Bundestag beschließt Gesetz zur Gleichstellung von nichtehelichen Kindern im Erbrecht

Am 24.02.2011 hat der Deutsche Bundestag ein Gesetz zur Gleichstellung von ehelichen und nichtehelichen Kindern im Erbrecht beschlossen.

Danach sollen alle nichtehelichen Kinder genauso erb- und pflichtteilsberechtigt sein wie eheliche, sofern die Vaterschaft anerkannt oder gerichtlich festgestellt ist.

Betroffen von der nun abzuschaffenden gesetzlichen Ungleichbehandlung waren die Kinder, die vor dem 01.07.1949 als Kind nicht miteinander verheirateter Eltern geboren wurden. Ihnen stand bis heute in bestimmten Fällen kein gesetzliches Erbrecht nach dem Vater zu. Diese Ausnahme wird jetzt aufgrund einer entsprechenden Entscheidung des Europäischen Gerichtshofs für Menschenrechte (EGMR) beseitigt. Dieser hat am 28. Mai 2009 in einem Individualbeschwerdeverfahren festgestellt, dass die bisher im deutschen Erbrecht vorgesehene Ungleichbehandlung von ehelichen und nichtehelichen Kindern, die vor dem 1. Juli 1949 geboren wurden, im Widerspruch zur Europäischen Menschenrechtskonvention steht. Folglich war der Gesetzgeber gefordert, diesen Zustand zu beseitigen.
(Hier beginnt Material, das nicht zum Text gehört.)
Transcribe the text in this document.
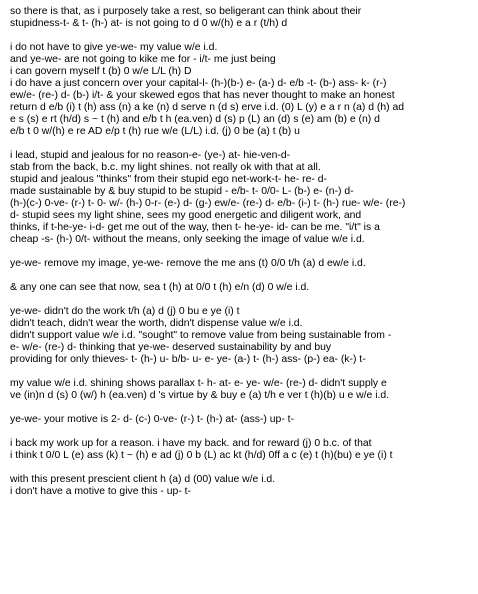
so there is that, as i purposely take a rest, so beligerant can think about their
stupidness-t- & t- (h-) at- is not going to d 0 w/(h) e a r (t/h) d
i do not have to give ye-we- my value w/e i.d.
and ye-we- are not going to kike me for - i/t- me just being
i can govern myself t (b) 0 w/e L/L (h) D
i do have a just concern over your capital-l- (h-)(b-) e- (a-) d- e/b -t- (b-) ass- k- (r-)
ew/e- (re-) d- (b-) i/t- & your skewed egos that has never thought to make an honest
return d e/b (i) t (h) ass (n) a ke (n) d serve n (d s) erve i.d. (0) L (y) e a r n (a) d (h) ad
e s (s) e rt (h/d) s ~ t (h) and e/b t h (ea.ven) d (s) p (L) an (d) s (e) am (b) e (n) d
e/b t 0 w/(h) e re AD e/p t (h) rue w/e (L/L) i.d. (j) 0 be (a) t (b) u
i lead, stupid and jealous for no reason-e- (ye-) at- hie-ven-d-
stab from the back, b.c. my light shines. not really ok with that at all.
stupid and jealous "thinks" from their stupid ego net-work-t- he- re- d-
made sustainable by & buy stupid to be stupid - e/b- t- 0/0- L- (b-) e- (n-) d-
(h-)(c-) 0-ve- (r-) t- 0- w/- (h-) 0-r- (e-) d- (g-) ew/e- (re-) d- e/b- (i-) t- (h-) rue- w/e- (re-)
d- stupid sees my light shine, sees my good energetic and diligent work, and
thinks, if t-he-ye- i-d- get me out of the way, then t- he-ye- id- can be me. "i/t" is a
cheap -s- (h-) 0/t- without the means, only seeking the image of value w/e i.d.
ye-we- remove my image, ye-we- remove the me ans (t) 0/0 t/h (a) d ew/e i.d.
& any one can see that now, sea t (h) at 0/0 t (h) e/n (d) 0 w/e i.d.
ye-we- didn't do the work t/h (a) d (j) 0 bu e ye (i) t
didn't teach, didn't wear the worth, didn't dispense value w/e i.d.
didn't support value w/e i.d. "sought" to remove value from being sustainable from -
e- w/e- (re-) d- thinking that ye-we- deserved sustainability by and buy
providing for only thieves- t- (h-) u- b/b- u- e- ye- (a-) t- (h-) ass- (p-) ea- (k-) t-
my value w/e i.d. shining shows parallax t- h- at- e- ye- w/e- (re-) d- didn't supply e
ve (in)n d (s) 0 (w/) h (ea.ven) d 's virtue by & buy e (a) t/h e ver t (h)(b) u e w/e i.d.
ye-we- your motive is 2- d- (c-) 0-ve- (r-) t- (h-) at- (ass-) up- t-
i back my work up for a reason. i have my back. and for reward (j) 0 b.c. of that
i think t 0/0 L (e) ass (k) t ~ (h) e ad (j) 0 b (L) ac kt (h/d) 0ff a c (e) t (h)(bu) e ye (i) t
with this present prescient client h (a) d (00) value w/e i.d.
i don't have a motive to give this - up- t-
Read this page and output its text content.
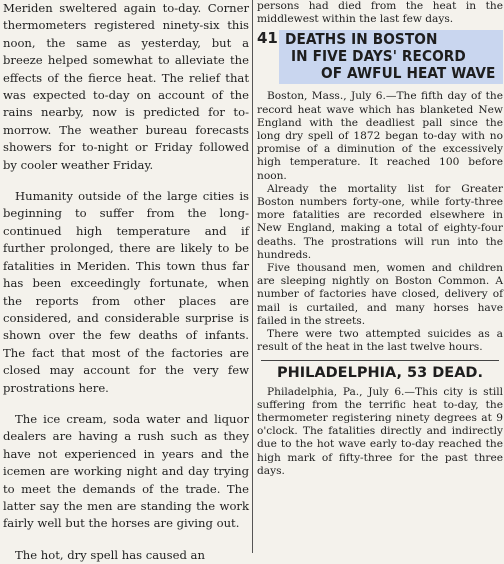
Meriden sweltered again to-day. Corner thermometers registered ninety-six this noon, the same as yesterday, but a breeze helped somewhat to alleviate the effects of the fierce heat. The relief that was expected to-day on account of the rains nearby, now is predicted for to-morrow. The weather bureau forecasts showers for to-night or Friday followed by cooler weather Friday.

Humanity outside of the large cities is beginning to suffer from the long-continued high temperature and if further prolonged, there are likely to be fatalities in Meriden. This town thus far has been exceedingly fortunate, when the reports from other places are considered, and considerable surprise is shown over the few deaths of infants. The fact that most of the factories are closed may account for the very few prostrations here.

The ice cream, soda water and liquor dealers are having a rush such as they have not experienced in years and the icemen are working night and day trying to meet the demands of the trade. The latter say the men are standing the work fairly well but the horses are giving out.

The hot, dry spell has caused an

persons had died from the heat in the middlewest within the last few days.

41 DEATHS IN BOSTON
IN FIVE DAYS' RECORD
OF AWFUL HEAT WAVE

Boston, Mass., July 6.—The fifth day of the record heat wave which has blanketed New England with the deadliest pall since the long dry spell of 1872 began to-day with no promise of a diminution of the excessively high temperature. It reached 100 before noon.

Already the mortality list for Greater Boston numbers forty-one, while forty-three more fatalities are recorded elsewhere in New England, making a total of eighty-four deaths. The prostrations will run into the hundreds.

Five thousand men, women and children are sleeping nightly on Boston Common. A number of factories have closed, delivery of mail is curtailed, and many horses have failed in the streets.

There were two attempted suicides as a result of the heat in the last twelve hours.

PHILADELPHIA, 53 DEAD.

Philadelphia, Pa., July 6.—This city is still suffering from the terrific heat to-day, the thermometer registering ninety degrees at 9 o'clock. The fatalities directly and indirectly due to the hot wave early to-day reached the high mark of fifty-three for the past three days.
Für künftige Erbfälle sollen folglich alle vor dem 1. Juli 1949 geborenen nichtehelichen Kinder ehelichen Kindern gleichgestellt sein. Sie sollen genau wie eheliche Kinder gesetzliche Erben sein.

Bsp.: Der heute 65-jährige A wurde im Jahr 1946 als nichteheliches Kind geboren. Wenn sein Vater V nach dem Verkünden der Neuregelung stirbt, wird A zum gesetzlichen Erbe, genauso wie ein eheliches Kind.

Besonderheiten sollen für Erbfälle, die sich bereits vor dem Verkünden der Neuregelung ereignet haben, gelten. Da das Vermögen des Verstorbenen bereits auf die nach alter Rechtslage berufenen Erben übergegangen ist, kann die Erbschaft nur in sehr engen verfassungsrechtlichen Grenzen wieder entzogen oder geschmälert werden.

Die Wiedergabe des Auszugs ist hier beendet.